How to Write an Autobiographical Novel
- Author: Alexander Chee
- Genre: Memoir, autobiography, essay collection
- Publisher: Mariner Books
- Publication date: April 17, 2018
- Pages: 288
- ISBN: 978-1328764522
- Preceded by: The Queen of the Night

= How to Write an Autobiographical Novel =

2018 essay collection by Alexander Chee

How to Write an Autobiographical Novel is a 2018 essay collection by American writer Alexander Chee, published by Mariner Books. The essays, spanning Chee's life as a writer and teacher, cover topics ranging from life, literature, politics, higher education, and Korean and queer identities. The book was included on Time Magazine's 10 Best Nonfiction Books of the Year. It was a finalist for the Lambda Literary Award for Gay Memoir or Biography, as well as the PEN/Diamonstein-Spielvogel Award for the Art of the Essay.

== Content ==
Chee began putting together the book after being asked to speak at Columbia University by Lis Harris. One of Harris' requests to Chee was asking him to put together some of his essays to send to her students. After Chee blogged about his experience gathering his essays, he and his agent quickly worked together to amass a "greatest hits," as well as a few essays which Chee had not yet finished. Some the essays "took over a decade to write."

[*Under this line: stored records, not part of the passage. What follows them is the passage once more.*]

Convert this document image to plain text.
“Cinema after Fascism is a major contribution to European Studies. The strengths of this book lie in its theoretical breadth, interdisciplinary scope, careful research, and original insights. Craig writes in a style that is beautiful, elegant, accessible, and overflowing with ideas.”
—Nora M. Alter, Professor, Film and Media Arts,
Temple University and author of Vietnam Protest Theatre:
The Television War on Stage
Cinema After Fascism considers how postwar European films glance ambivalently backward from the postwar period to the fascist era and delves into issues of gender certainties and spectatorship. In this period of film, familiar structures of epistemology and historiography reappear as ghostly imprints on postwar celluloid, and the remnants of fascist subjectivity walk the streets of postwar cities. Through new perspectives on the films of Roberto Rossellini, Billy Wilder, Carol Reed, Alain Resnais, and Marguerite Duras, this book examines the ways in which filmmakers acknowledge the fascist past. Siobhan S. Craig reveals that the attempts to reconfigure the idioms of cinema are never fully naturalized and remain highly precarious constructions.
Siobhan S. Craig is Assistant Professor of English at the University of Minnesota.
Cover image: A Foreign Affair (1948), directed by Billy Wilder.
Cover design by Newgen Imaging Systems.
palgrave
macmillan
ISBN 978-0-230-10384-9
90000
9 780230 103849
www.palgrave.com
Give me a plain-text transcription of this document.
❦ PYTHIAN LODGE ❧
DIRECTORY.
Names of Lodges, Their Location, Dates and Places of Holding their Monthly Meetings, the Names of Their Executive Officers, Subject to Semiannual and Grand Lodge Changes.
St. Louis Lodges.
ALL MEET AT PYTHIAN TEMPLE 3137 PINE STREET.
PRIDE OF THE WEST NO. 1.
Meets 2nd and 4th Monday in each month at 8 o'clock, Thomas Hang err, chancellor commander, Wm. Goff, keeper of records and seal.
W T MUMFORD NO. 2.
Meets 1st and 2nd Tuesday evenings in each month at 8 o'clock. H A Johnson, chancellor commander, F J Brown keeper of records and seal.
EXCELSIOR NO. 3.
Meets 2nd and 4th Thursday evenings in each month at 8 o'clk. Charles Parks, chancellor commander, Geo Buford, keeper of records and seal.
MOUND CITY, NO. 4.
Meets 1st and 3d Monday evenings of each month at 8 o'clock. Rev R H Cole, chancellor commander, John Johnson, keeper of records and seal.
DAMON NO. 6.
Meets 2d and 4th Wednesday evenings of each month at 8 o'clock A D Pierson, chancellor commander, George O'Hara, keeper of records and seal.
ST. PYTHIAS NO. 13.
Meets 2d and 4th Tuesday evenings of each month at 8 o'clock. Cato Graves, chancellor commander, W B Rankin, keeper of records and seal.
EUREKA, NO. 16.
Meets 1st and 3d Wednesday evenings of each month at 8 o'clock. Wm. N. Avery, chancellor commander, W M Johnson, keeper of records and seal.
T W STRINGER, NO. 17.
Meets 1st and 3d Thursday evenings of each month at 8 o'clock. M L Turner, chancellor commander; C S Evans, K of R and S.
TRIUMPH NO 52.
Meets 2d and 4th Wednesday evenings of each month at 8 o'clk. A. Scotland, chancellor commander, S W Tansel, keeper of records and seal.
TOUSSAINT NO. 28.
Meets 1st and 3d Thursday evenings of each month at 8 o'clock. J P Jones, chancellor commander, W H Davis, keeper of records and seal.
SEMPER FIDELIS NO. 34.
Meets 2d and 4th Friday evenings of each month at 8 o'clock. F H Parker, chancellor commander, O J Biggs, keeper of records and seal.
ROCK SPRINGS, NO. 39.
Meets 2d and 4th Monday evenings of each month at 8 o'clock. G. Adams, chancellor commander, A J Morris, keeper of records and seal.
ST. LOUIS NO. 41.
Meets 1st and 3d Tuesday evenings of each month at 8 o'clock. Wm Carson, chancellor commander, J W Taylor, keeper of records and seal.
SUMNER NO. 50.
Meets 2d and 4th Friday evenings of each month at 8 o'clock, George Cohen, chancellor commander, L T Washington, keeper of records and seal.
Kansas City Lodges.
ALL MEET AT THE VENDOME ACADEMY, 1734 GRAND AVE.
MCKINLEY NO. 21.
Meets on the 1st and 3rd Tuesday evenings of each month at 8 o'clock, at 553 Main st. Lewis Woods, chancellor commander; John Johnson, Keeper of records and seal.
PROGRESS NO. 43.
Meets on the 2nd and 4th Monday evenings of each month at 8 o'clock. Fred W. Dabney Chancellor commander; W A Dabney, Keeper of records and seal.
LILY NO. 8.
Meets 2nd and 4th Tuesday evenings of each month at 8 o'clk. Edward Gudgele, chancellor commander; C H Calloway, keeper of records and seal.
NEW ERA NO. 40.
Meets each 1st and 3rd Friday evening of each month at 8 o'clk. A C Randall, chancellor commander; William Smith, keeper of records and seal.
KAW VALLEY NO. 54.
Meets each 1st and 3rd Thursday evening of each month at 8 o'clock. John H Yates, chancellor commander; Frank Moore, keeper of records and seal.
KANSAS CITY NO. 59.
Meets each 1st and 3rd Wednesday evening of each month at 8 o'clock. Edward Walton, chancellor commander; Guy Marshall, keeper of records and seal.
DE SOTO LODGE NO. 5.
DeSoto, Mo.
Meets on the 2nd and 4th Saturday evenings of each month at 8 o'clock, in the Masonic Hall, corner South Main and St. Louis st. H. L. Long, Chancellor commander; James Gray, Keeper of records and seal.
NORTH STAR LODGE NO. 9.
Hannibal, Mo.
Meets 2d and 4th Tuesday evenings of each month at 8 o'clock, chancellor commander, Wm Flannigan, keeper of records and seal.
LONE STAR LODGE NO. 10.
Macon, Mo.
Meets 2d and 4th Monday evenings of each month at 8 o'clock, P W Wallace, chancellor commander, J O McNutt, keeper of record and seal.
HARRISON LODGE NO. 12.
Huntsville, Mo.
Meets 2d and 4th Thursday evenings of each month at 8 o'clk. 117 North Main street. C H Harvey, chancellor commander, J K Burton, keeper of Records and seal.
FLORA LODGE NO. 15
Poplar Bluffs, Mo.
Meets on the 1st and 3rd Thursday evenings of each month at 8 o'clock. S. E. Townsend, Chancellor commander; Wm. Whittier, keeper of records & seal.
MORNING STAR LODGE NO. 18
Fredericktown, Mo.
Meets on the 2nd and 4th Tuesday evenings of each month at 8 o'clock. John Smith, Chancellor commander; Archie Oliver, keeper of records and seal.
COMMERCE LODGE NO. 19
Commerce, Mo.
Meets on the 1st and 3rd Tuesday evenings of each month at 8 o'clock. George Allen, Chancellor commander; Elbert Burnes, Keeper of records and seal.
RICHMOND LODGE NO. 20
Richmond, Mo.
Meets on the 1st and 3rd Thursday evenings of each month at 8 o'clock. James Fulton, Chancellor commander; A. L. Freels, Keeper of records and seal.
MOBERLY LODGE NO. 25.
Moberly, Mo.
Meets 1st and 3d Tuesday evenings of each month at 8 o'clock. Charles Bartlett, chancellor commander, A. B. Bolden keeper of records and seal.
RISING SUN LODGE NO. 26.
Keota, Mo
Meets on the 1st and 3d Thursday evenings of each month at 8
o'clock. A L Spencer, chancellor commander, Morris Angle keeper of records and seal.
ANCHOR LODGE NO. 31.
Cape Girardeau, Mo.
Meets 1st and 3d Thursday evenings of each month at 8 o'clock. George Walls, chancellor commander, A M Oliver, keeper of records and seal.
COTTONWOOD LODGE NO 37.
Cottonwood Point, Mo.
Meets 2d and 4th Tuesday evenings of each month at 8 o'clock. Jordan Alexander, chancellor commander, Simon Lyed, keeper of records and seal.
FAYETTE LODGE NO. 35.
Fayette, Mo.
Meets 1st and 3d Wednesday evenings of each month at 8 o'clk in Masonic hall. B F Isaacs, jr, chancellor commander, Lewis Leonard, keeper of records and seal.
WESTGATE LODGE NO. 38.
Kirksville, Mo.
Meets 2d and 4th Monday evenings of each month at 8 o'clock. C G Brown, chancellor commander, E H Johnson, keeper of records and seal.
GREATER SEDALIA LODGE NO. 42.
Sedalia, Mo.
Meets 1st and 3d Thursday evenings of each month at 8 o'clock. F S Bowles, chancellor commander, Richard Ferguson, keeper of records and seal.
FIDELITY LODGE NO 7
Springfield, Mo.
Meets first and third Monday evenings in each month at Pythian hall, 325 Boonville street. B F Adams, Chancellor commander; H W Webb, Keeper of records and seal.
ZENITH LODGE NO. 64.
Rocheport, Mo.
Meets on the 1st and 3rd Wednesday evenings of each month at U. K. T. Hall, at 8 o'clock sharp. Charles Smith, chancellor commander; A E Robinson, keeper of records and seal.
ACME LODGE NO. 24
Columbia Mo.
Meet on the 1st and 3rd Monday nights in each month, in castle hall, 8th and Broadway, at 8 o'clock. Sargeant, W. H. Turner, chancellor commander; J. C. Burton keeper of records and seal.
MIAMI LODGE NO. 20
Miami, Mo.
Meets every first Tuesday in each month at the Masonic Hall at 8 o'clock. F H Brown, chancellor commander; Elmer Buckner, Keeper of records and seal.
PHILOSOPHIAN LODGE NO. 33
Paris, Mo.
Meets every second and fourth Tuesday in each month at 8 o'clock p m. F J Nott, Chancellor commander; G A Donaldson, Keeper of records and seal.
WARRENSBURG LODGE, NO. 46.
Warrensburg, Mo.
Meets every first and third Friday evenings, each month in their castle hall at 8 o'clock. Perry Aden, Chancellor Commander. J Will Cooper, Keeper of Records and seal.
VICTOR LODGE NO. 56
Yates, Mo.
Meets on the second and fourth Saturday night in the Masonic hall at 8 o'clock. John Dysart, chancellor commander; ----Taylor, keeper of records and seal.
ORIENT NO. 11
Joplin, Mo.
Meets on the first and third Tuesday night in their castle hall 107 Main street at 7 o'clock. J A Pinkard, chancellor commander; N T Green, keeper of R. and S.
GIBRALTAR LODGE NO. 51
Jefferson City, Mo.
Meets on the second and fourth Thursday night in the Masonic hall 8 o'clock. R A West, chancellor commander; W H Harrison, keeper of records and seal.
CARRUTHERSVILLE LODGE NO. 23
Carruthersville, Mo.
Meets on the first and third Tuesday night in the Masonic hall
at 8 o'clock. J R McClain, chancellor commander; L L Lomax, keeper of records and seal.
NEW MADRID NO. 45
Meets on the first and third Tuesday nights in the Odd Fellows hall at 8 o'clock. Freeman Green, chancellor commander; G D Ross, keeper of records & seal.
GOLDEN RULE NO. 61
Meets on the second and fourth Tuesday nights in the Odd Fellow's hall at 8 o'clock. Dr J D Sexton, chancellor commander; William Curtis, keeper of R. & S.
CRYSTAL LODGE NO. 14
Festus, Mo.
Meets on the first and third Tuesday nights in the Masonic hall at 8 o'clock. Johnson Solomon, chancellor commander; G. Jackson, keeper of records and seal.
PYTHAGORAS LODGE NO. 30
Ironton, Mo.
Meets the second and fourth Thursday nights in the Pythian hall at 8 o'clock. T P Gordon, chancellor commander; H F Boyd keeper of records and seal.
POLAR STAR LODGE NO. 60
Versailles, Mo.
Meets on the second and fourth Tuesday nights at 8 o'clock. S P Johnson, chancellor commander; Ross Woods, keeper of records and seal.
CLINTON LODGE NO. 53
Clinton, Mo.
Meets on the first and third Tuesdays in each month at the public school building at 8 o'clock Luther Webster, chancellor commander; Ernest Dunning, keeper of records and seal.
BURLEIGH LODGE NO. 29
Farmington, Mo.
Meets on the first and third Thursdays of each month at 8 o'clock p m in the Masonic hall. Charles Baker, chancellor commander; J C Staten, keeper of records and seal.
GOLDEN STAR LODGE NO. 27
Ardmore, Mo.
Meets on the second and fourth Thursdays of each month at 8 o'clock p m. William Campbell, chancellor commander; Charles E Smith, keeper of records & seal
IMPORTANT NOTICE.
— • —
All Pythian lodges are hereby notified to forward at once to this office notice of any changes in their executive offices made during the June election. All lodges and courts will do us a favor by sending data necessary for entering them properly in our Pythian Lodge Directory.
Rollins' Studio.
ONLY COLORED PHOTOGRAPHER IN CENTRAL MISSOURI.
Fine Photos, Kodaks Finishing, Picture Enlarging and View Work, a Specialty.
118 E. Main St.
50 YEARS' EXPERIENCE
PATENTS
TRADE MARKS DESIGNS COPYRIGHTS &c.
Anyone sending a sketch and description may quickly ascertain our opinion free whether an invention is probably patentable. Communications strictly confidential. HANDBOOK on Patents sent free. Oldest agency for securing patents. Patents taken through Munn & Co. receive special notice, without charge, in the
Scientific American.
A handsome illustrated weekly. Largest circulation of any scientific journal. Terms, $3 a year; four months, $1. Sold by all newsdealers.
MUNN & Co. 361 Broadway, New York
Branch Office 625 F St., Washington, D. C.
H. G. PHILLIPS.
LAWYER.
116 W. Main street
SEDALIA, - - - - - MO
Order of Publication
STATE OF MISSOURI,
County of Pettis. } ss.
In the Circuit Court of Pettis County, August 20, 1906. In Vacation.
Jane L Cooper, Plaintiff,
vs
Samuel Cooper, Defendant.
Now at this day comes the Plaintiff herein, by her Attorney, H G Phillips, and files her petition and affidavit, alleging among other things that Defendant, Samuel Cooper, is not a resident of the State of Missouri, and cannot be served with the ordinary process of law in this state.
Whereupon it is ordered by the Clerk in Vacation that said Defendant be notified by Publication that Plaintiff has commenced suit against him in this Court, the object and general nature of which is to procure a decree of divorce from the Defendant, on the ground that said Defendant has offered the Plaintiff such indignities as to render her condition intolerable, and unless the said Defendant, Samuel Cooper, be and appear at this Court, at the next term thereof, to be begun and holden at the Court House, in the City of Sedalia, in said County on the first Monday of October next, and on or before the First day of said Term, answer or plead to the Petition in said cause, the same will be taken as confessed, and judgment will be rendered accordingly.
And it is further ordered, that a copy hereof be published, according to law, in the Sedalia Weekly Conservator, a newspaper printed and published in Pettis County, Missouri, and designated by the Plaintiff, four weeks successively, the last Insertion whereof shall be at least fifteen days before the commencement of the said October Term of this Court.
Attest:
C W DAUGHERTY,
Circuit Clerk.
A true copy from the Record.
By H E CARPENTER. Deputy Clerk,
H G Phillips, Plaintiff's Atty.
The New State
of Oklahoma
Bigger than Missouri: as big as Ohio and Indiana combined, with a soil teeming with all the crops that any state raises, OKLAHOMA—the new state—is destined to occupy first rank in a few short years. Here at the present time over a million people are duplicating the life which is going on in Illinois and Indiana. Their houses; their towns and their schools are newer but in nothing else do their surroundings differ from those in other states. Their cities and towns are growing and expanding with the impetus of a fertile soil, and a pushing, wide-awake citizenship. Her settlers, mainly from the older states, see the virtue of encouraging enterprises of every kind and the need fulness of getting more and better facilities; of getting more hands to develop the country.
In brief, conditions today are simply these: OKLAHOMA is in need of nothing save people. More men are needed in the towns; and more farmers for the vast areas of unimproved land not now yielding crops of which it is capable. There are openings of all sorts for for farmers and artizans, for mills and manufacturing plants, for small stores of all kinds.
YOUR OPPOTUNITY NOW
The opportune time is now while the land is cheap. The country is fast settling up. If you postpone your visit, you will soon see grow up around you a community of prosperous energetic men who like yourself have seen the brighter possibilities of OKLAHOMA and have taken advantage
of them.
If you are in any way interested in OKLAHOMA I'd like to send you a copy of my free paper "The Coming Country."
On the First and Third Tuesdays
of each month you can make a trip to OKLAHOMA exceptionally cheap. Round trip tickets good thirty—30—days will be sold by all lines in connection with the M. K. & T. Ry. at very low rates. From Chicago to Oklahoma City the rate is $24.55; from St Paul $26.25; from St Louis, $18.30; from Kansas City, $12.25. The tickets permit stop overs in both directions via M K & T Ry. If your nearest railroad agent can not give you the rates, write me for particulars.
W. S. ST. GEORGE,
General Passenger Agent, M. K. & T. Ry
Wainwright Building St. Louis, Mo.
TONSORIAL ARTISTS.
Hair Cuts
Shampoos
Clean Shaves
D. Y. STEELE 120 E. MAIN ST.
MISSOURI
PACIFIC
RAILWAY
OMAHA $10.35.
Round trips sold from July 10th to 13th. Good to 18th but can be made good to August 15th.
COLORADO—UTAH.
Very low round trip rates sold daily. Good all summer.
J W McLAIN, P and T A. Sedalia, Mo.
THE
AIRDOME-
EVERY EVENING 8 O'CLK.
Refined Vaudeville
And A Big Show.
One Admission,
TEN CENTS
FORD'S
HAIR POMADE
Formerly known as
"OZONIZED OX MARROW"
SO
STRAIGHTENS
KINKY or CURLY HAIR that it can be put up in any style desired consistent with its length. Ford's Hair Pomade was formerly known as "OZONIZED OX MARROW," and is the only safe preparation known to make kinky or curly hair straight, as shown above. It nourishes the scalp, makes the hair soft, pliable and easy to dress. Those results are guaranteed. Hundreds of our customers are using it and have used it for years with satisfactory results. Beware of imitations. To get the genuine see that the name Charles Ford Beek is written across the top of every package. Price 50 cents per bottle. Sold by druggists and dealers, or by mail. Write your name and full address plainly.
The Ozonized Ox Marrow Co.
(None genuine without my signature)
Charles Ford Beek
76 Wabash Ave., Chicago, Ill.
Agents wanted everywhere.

Many of the essays were previously published in magazines, such as "Mr. and Mrs. B" in Apology Magazine and "Girl" in Guernica. The essays address a wide variety of topics and experiences, such as Chee's time at the Iowa Writers' Workshop, working for William F. Buckley Jr., and learning from Annie Dillard. Some essays, like "100 Things About Writing a Novel", are experimental in form. The last essay, "On Becoming an American Writer", was excerpted in The Paris Review shortly after the book's release and was derived from an email Chee wrote to his students in wake of the Iraq War.

== Critical reception ==
Publishers Weekly gave the book a starred review, citing Chee's "marvelously oblique style as an essayist". The New York Times revered the strength of Chee's prose and the subjects which it tackled: "Chee has written a moving and personal tribute to impermanence, a wise and transgressive meditation on a life lived both because of and in spite of America". The Rumpus found the essay collection moving, a reminder of "why we write, but also, why we read, even in these times of never ending distress." NPR called Chee "a very special artist; his writing is lyrical and accessible, whimsical and sad, often all at the same time." Some critics saw the book as an investigation and reflection into the self that animated his prior works, The Queen of the Night and Edinburgh. Many critics noted the unified feeling of the book despite its format. The Washington Independent Review of Books, in particular, stated: "This work calls itself an essay collection. And, yes, each essay stands alone, but they also hum together, ebbing and flowing back and forth through Chee's life ..." The Brooklyn Rail remarked on how the previously published essays had been polished for the book, with the effect that they "form a sort of autobiography themselves."